SC 7: Drone Supported Smart Construction Site and Forestry Technologies

SC7 aims to provide drone-based support to people working in "the great outdoors" on forestry and construction site applications. To that end, the SC lead, Ford Otosan, has collected a strong group of partners to provide the application development - KATAM, the drones from ANASAYFA - TUSAS, certified aircraft, and Avular, SMART and ROBONIK and supporting technologies. Among the supporting technologies are also found systems for fast deployment of mobile networks - Turkcell to support drone-based sensing for advanced applications of collaborative construction equipment, incorporating path planning algorithms from TÜBİTAK. Furthermore, SC7 will involve an onboard edge/gateway module platform (by CrossControl), as an enabler for AI, situational awareness and connectivity, enabling the autonomous collaboration of vehicles.

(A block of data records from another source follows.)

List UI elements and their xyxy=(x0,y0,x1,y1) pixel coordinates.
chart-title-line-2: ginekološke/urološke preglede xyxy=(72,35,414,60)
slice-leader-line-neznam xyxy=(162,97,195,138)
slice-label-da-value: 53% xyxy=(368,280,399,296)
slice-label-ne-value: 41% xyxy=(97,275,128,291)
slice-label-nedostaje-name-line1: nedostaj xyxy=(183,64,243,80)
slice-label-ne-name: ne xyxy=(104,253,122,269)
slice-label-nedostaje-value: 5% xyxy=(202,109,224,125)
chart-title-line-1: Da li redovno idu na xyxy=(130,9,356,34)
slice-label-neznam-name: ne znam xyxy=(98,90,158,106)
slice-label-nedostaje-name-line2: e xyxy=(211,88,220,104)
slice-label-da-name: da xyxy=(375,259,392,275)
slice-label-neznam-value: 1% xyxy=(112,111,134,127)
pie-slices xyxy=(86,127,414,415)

SC 8: BVLOS logistics service

SC8 provides support for drone-related logistic services and automated operations in BVLOS conditions. The supply chain leader, Airholding, will coordinate the work between all partners and will lead the integration tasks. AnyWi will provide a system for the communication hand-over between BVLOS ground control stations. NLR will deliver components for the Detect And Avoid system and will integrate this system into a NLR drone. esc Aerospace will deliver the system for precise positioning and will provide a drone platform for the demonstration events. ISEP, together with Airholding and esc Aerospace, will deliver modules for secure and resilient communication between ground and the onboard computer.

Acknowledgement

ADACORSA has received funding from the ECSEL Joint Undertaking (JU) under grant agreement No 876019.
The JU receives support from the European Union’s Horizon 2020 research and innovation programme and Germany, Netherlands, Austria, France, Sweden, Cyprus, Greece, Lithuania, Portugal, Italy, Finland, Turkey.